Nurses Day Facts

Nurses Day Facts
In the United States National Nurses Day is celebrated on May 6th each year. The day is meant to honor the important role that nurses play in the United States. National Nurses Day marks the beginning of National Nurses Week. National Nurses Week ends on May12th, the birthday of the most famous nurse in history - Florence Nightingale. International Nurses Day falls on Florence Nightingale's birthday each year. Dorothy Sutherland was one of the first to propose a day to honor nurses in 1953, but it wasn't until Richard Nixon made a proclamation in 1974 that Nurses Week was established. The U.S. Congress passed a formal resolution in 1982 setting May 6th as the official Nurses Day in the United States.
Interesting Nurses Day Facts:
Florence Nightingale is considered by many to be the founder of the nursing profession.
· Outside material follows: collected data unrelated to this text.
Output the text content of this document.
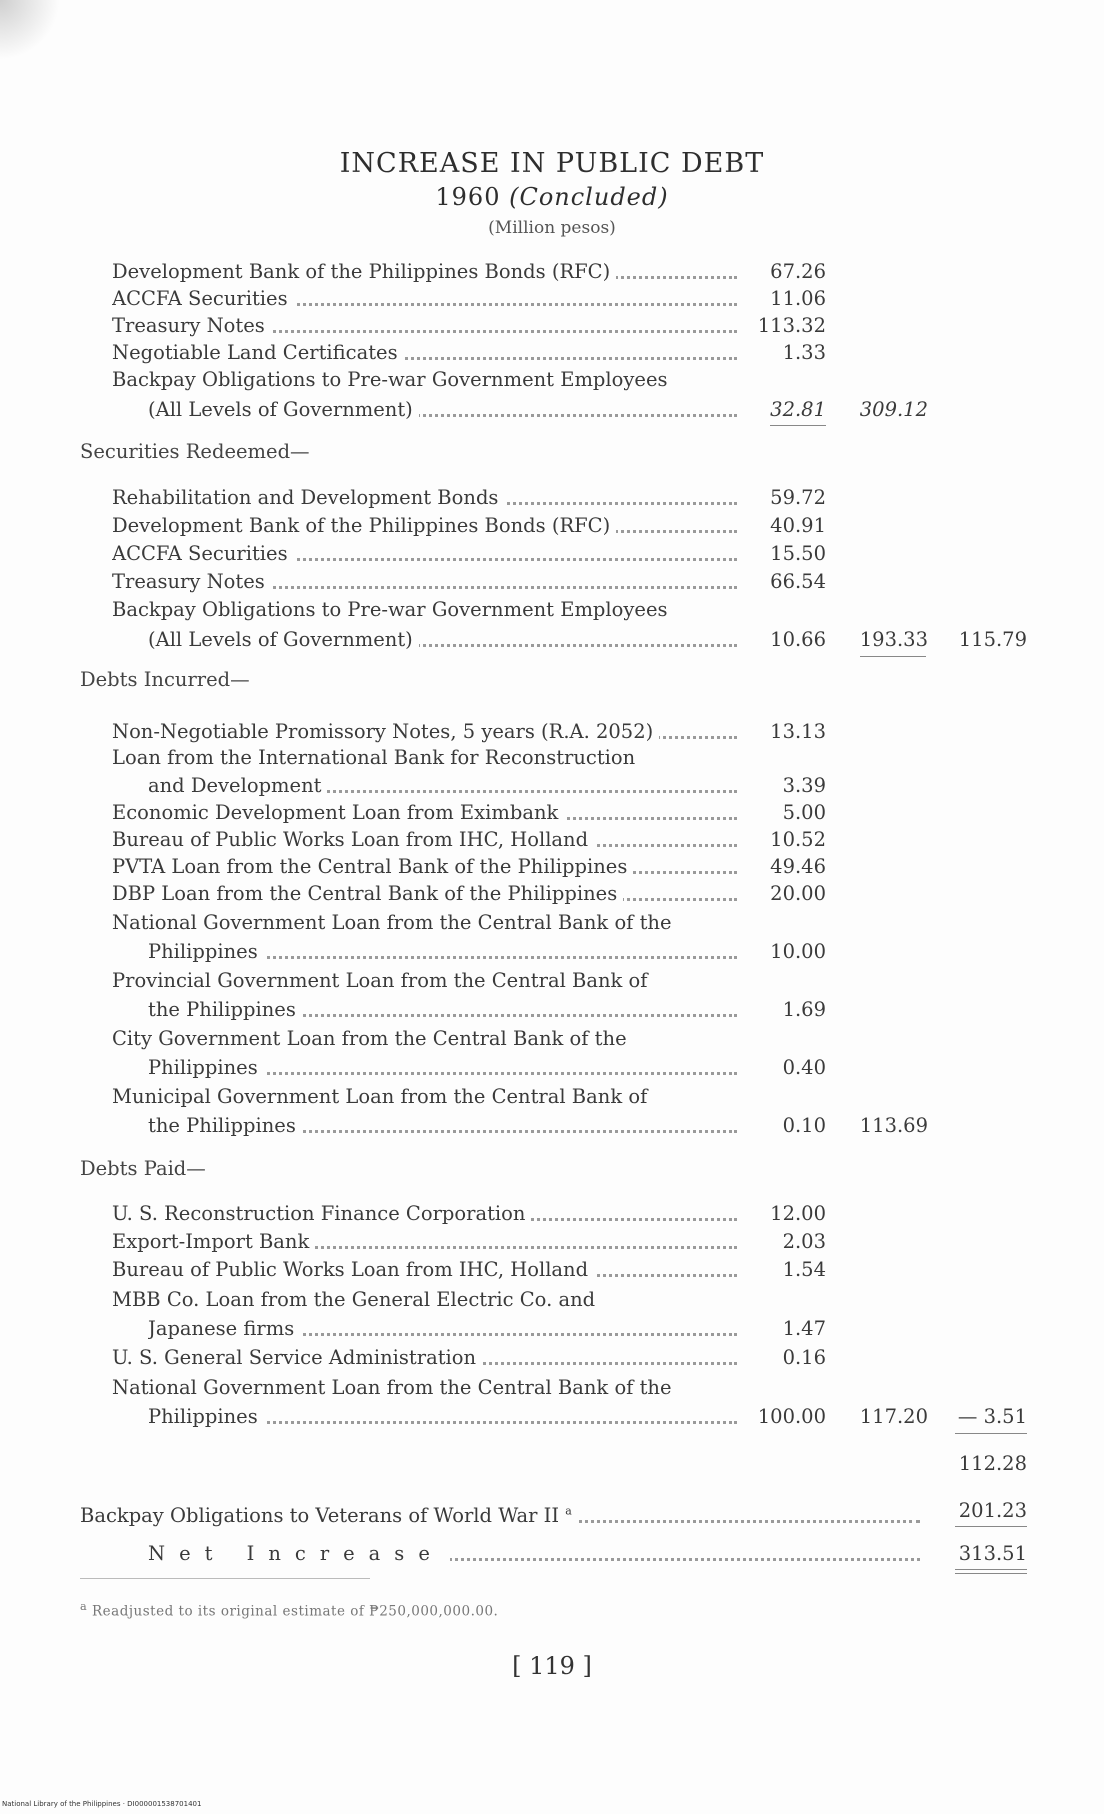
INCREASE IN PUBLIC DEBT
1960 (Concluded)
(Million pesos)
Development Bank of the Philippines Bonds (RFC)	67.26
ACCFA Securities	11.06
Treasury Notes	113.32
Negotiable Land Certificates	1.33
Backpay Obligations to Pre-war Government Employees
(All Levels of Government)	32.81	309.12
Securities Redeemed—
Rehabilitation and Development Bonds	59.72
Development Bank of the Philippines Bonds (RFC)	40.91
ACCFA Securities	15.50
Treasury Notes	66.54
Backpay Obligations to Pre-war Government Employees
(All Levels of Government)	10.66	193.33	115.79
Debts Incurred—
Non-Negotiable Promissory Notes, 5 years (R.A. 2052)	13.13
Loan from the International Bank for Reconstruction
and Development	3.39
Economic Development Loan from Eximbank	5.00
Bureau of Public Works Loan from IHC, Holland	10.52
PVTA Loan from the Central Bank of the Philippines	49.46
DBP Loan from the Central Bank of the Philippines	20.00
National Government Loan from the Central Bank of the
Philippines	10.00
Provincial Government Loan from the Central Bank of
the Philippines	1.69
City Government Loan from the Central Bank of the
Philippines	0.40
Municipal Government Loan from the Central Bank of
the Philippines	0.10	113.69
Debts Paid—
U. S. Reconstruction Finance Corporation	12.00
Export-Import Bank	2.03
Bureau of Public Works Loan from IHC, Holland	1.54
MBB Co. Loan from the General Electric Co. and
Japanese firms	1.47
U. S. General Service Administration	0.16
National Government Loan from the Central Bank of the
Philippines	100.00	117.20	— 3.51
112.28
Backpay Obligations to Veterans of World War II $^a$	201.23
Net Increase	313.51
$^a$ Readjusted to its original estimate of ₱250,000,000.00.
[ 119 ]
National Library of the Philippines · DI000001538701401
She founded the first secular nursing school.
The first hospital training school for nurses was established in Kaiserwerth, Germany in 1846, called the Institute for Protestant Deaconesses.
Florence Nightingale often made rounds at night carrying a lamp for light. She became known as 'The Lady with the Lamp'. She was instrumental in nursing care during the Crimean War and pushed for more sanitary hospital practices.
Although Nurses Day is officially observed in the United States it is not a public holiday.
Dorothy Sutherland, who proposed Nurses Day to President Dwight D. Eisenhower in 1953, worked for the U.S. Department of Health, Education, and Welfare at the time. Eisenhower didn't sign the proclamation. It wasn't until 1974 that President Nixon made an official proclamation for Nurses Week.
The first Hallmark greeting card for nurses debuted in 1992.
In the First World War the British Red Cross employed almost 6,000 nurses. Approximately 5,000 of these nurses worked in hospitals in the United Kingdom. They were paid $60 per year, which would be equal to $2600 per year today.
In the United States there are approximately 2.7 registered nurses today. There are also 752,300 licensed vocational nurses and licensed practical nurses. There are approximately 900,000 home health aides and 1.5 million nursing aides and attendants.
Nurses Day and Nurses Week are observed in the United States with receptions and various celebrations across the country. Some states and cities make official proclamations.
Nurses Day activities can include nursing seminars, as well as banquets and dinners in honor of nurses.
On Nurses Day it is common for friends and family of nurses to present them with gifts including flowers, greetings cards, gift certificates, and lunches and dinners.
On Nurses Day patients will sometimes give their nurses a gift as a way to say 'thank you' for their work.
The first person to earn a nursing diploma in the United States was Linda Richards, in 1873.
The first school for nursing in the United States was established in 1862. It was called the New England Hospital for Women and Children.
The very first nursing school in history was located in India, in 250 BC.
The first nurse in the New World, in the early 1600s, was Juan de Mena, a shipwreck survivor.